Es geht nun darum, auch kleinere Unternehmen, Organisationen und Institutionen auf einen besseren Informationsstand zu bringen, damit sie eine Notfallkultur entwickeln können. Das muss gar nicht viel kosten, denn Geräte wie Defibrillatoren sind heute viel günstiger als früher, Elektronik wird billiger und ausgefeilter. Es gilt also, zwei Dinge zu tun: diese Geräte an zentralen Orten aufstellen und die Mitarbeitenden schulen, wie sie solche Geräte bedienen können.

Sensibilisierung verstärken

Aus der Studie geht zwar nicht im Detail hervor, wie gut Unternehmensleitbilder, die eine Notfallkultur beschreiben, überhaupt umgesetzt werden. Hoffnung macht aber die Erkenntnis, dass es unter den KMU ein Bewusstsein für die Problematik gibt. Das ist in einem Unternehmen ganz wichtig, weil die Thematik dann auch von der Geschäftsleitung getragen wird. Denn ein Unternehmensleitbild ist wie eine Verfassung, die Belegschaft kann den Patron darauf behaften. Letztlich hängt alles von der Sensibilisierung und den Wünschen der Bevölkerung und natürlich der Mitarbeitenden und Arbeitgeber ab.

Sobald der Druck in dieser Thematik steigt, wird dies eine entsprechende Dynamik auslösen.

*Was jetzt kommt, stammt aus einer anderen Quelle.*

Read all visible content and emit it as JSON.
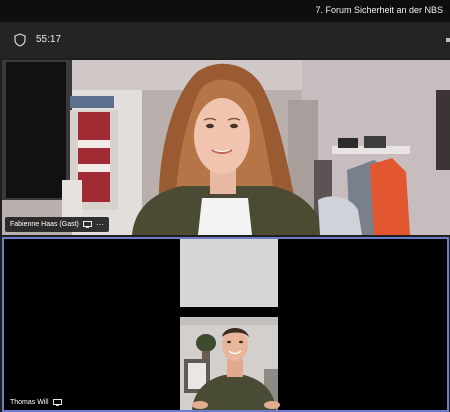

Es ist auch eine Aufgabe der Verbände, entsprechende Sensibilisierungsmassnahmen und Schulungen zu lancieren. Im Gegensatz zur sonstigen Präventionspolitik ist hier der politische Diskurs nicht belastet.

Bei Ernährungs- oder Tabakpräventionsprogrammen gibt es in der Schweiz seit Jahren starke Vorbehalte von grossen Verbänden. Man will die Bevölkerung nicht gegängelt wissen. In der Thematik Risiko- und Notfallkultur in KMU liegt der Fall anders. Wer kann etwas gegen eine schnelle Hilfe in einem akuten Notfall haben? Davon profitieren schliesslich alle, egal ob es um einen Mitarbeitenden oder sogar um den Geschäftsführer selbst geht.